Please feel free to reach out to me for an interview or any type of comment I would be happy to share my sons positive experience at woods with you. I would hope that you would tell two sides to the story as my son would not be able to live outside of jail if it were not for Woods.
To put a lifetime of chaos in the span of a few sentences, my son exhibited severe issues associated with autism, OCD, and epilepsy at a very early age and was diagnosed at 14 months. He is currently 23, and has been a resident at Woods for the past eight years. His autism came at a time when it was not a household word and he was thrown from program to program from his district’s public school, and to multiple private schools before being blessed with the opportunity to come to Woods. He was restrained in EVERY program for extensive periods of time due to his self-injurious and aggressive behaviors that are the result of a diagnosis that he did not ask for. A typical incident would have him engage in a difficult behavior and when it passed (from the onset of a seizure without convulsions, which many did not understand at first), my poor baby would look in his caretaker’s eyes and with great difficulty say “I’m sorry.” Is this the life you would want for your child?

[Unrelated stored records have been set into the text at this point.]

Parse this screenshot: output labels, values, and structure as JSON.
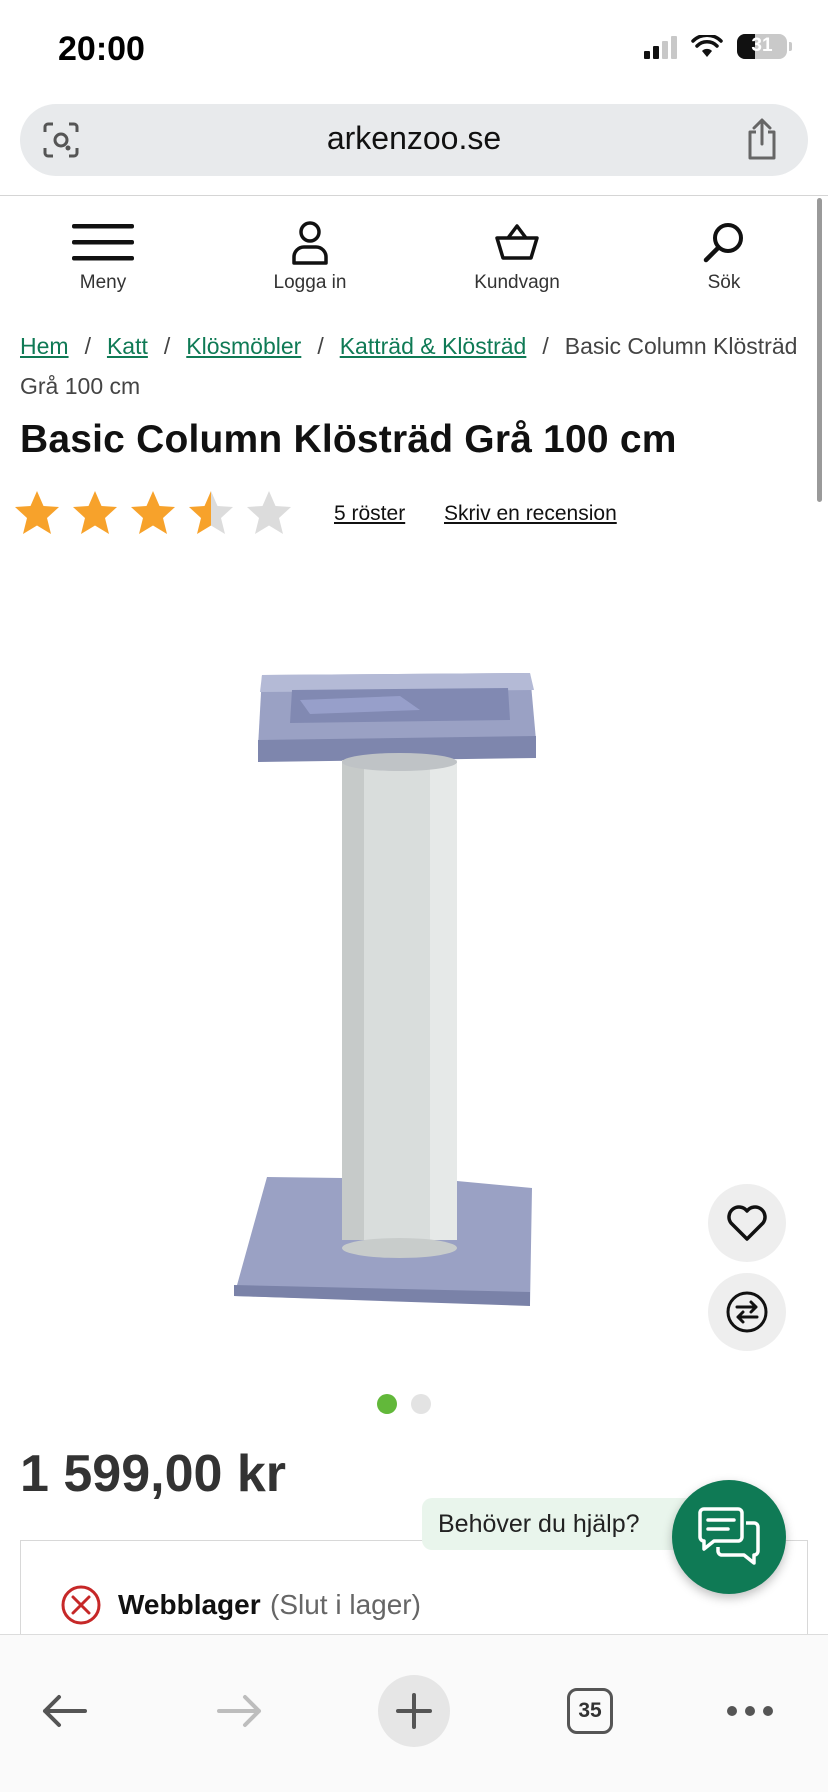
{
  "status_bar": {
    "time": "20:00",
    "battery": "31"
  },
  "browser": {
    "url": "arkenzoo.se",
    "tabs_count": "35"
  },
  "site_nav": {
    "menu_label": "Meny",
    "login_label": "Logga in",
    "cart_label": "Kundvagn",
    "search_label": "Sök"
  },
  "breadcrumb": {
    "items": [
      "Hem",
      "Katt",
      "Klösmöbler",
      "Katträd & Klösträd"
    ],
    "current": "Basic Column Klösträd Grå 100 cm",
    "separator": "/"
  },
  "product": {
    "title": "Basic Column Klösträd Grå 100 cm",
    "rating": 3.5,
    "rating_max": 5,
    "votes_label": "5 röster",
    "review_label": "Skriv en recension",
    "price": "1 599,00 kr",
    "image_count": 2,
    "active_image": 0
  },
  "stock": {
    "label": "Webblager",
    "status": "(Slut i lager)"
  },
  "help": {
    "text": "Behöver du hjälp?"
  },
  "colors": {
    "brand_green": "#0f7a55",
    "star": "#f7a22b",
    "dot_active": "#62b83a"
  }
}
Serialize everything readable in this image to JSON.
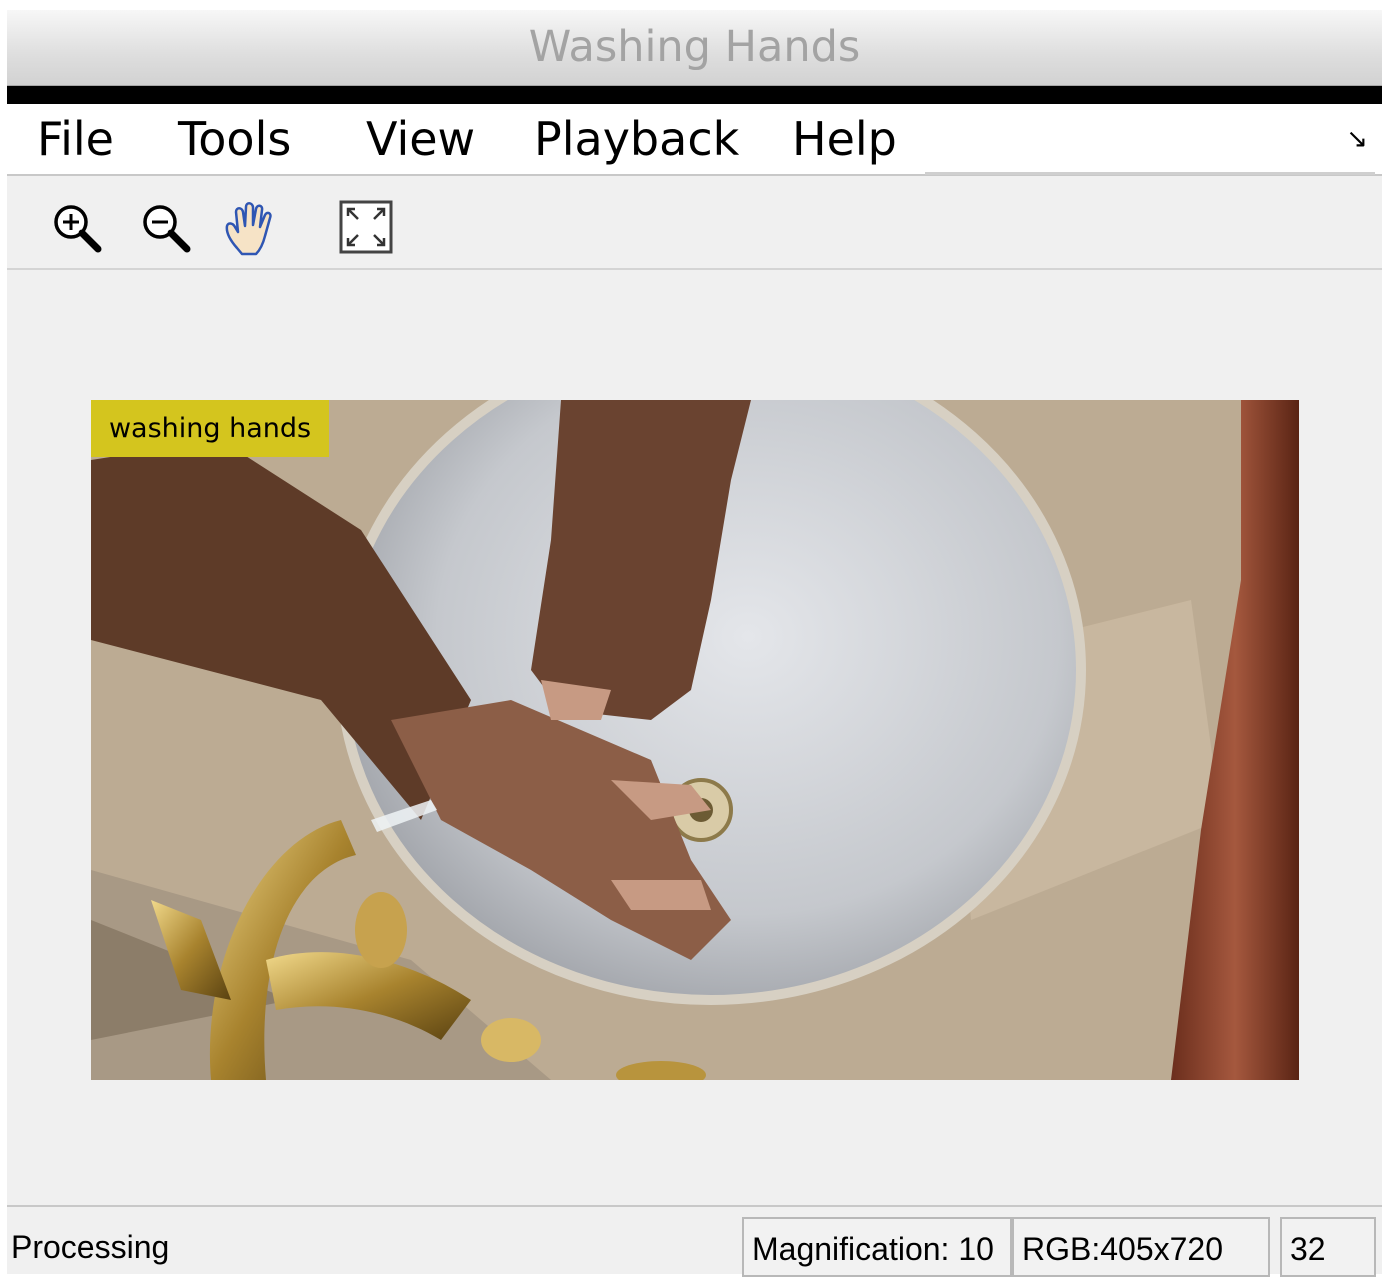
{
  "window": {
    "title": "Washing Hands"
  },
  "menu": {
    "items": [
      {
        "label": "File"
      },
      {
        "label": "Tools"
      },
      {
        "label": "View"
      },
      {
        "label": "Playback"
      },
      {
        "label": "Help"
      }
    ]
  },
  "toolbar": {
    "buttons": [
      {
        "icon": "zoom-in-icon"
      },
      {
        "icon": "zoom-out-icon"
      },
      {
        "icon": "pan-hand-icon"
      },
      {
        "icon": "fit-to-window-icon"
      }
    ]
  },
  "video": {
    "annotation_label": "washing hands",
    "label_color": "#d4c51e"
  },
  "status": {
    "text": "Processing",
    "magnification": "Magnification: 10",
    "image_info": "RGB:405x720",
    "frame": "32"
  }
}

He is kind, loving, and only wants to be welcomed in a world that doesn’t understand the complexity of his being, even those trained to be specialists. My husband and I recognized this early on, and both left our jobs so that we could work in this field and become “experts”. We started a non-profit and therefore are very active in programs all around our state. We researched what was out there, and time and time again we saw that Woods was going to be our son’s sanctuary in a world of chaos. To get there we had to claw our way through so many failed attempts for his happiness, and watch as others enjoy life with him pushed to the side. Then we received a glimpse of hope when he was accepted to Woods. Woods provided him with a chance to have everything that he needs on one campus, under one protected environment. This means everything to our son and our entire family that was crumbling from physical and emotional exhaustion.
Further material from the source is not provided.